Influence of Fe doping on physical properties of charge ordered praseodymium–calcium–manganite material

Abstract

We investigated the effect of iron substitutions upon the structural, magnetic, electric, and dielectric properties in Pr0.7Ca0.3Mn1–xFexO3 mixed-valence manganite. The samples were synthesized using the solid-state reaction method and were analyzed by X-ray diffraction, magnetic and impedance spectroscopy measurements. X-ray diffraction analysis shows that all samples were found to be single phase and crystallize in the orthorhombic structure with Pnma space group. While the parent compound Pr0.7Ca0.3MnO3 exhibits a charge order sate, the substituted samples with low amount of iron exhibit a paramagnetic to ferromagnetic transition. However, the Curie temperature TC decreases with Fe content when we move from x = 0.02 to x = 0.1. From DC-conductance measurements, a typical semi-conducting behavior without any transition is observed for all investigated samples.
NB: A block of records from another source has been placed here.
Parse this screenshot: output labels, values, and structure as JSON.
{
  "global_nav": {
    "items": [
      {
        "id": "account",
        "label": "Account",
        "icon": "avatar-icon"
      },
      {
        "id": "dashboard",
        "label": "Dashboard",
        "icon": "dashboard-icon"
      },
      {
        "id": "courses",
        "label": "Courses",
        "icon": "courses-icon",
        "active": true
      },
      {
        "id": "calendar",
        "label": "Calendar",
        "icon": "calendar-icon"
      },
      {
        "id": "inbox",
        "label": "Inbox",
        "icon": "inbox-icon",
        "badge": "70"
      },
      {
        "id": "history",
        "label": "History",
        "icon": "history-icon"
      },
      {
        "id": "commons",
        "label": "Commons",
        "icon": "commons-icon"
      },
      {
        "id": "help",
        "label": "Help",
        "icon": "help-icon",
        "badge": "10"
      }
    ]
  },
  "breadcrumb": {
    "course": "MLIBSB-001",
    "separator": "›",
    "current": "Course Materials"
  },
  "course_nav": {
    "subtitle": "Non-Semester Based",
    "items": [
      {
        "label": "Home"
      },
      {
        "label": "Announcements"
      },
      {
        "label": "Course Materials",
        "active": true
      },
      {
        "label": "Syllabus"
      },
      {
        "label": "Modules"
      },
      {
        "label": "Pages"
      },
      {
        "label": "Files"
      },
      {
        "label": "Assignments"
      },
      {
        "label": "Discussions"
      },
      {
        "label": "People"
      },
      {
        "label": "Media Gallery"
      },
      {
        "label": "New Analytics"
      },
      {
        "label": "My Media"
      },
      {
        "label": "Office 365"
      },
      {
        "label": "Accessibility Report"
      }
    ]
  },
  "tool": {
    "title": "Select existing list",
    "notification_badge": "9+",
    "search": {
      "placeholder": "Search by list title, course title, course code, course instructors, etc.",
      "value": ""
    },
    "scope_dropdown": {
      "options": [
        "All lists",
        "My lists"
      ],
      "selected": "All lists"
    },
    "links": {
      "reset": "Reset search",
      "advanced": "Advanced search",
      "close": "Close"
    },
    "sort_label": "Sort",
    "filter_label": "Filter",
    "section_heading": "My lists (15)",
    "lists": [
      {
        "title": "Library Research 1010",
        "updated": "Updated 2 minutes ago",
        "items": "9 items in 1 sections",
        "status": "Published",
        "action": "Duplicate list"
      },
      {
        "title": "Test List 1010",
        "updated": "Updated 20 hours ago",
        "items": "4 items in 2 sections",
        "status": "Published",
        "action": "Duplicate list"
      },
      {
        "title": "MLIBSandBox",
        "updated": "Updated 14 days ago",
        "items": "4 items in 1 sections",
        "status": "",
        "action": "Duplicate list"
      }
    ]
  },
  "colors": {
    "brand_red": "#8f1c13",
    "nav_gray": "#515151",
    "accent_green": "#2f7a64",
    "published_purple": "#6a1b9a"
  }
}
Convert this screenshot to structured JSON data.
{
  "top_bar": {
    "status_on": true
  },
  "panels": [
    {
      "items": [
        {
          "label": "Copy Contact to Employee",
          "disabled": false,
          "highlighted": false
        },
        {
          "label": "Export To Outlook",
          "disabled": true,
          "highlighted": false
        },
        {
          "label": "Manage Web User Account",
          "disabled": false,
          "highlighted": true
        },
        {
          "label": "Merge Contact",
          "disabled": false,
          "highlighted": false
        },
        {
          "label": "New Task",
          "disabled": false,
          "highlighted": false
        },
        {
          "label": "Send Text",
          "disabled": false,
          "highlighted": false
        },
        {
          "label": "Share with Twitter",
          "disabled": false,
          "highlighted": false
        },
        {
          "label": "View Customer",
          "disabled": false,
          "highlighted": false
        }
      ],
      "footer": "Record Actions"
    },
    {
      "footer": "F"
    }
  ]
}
Beyond a certain critical temperature noticed Tsat, the DC-conductance begins to saturate and reaches a maximum value. Then, the saturation temperature increases with increasing Fe content to attain Tsat = 260 K for x = 0.10. The correlated barrier hopping model was used to explain the frequency dependence of AC conductance. Impedance measurements confirm the contribution of the resistive grain boundary on the conduction mechanism. Then, it proves the existence of multiple electrical relaxation phenomena in the studied samples. The dielectric constant is found to be temperature dependent indicating that the compounds are polar dielectrics where the dipole orientation is governed by increasing temperature.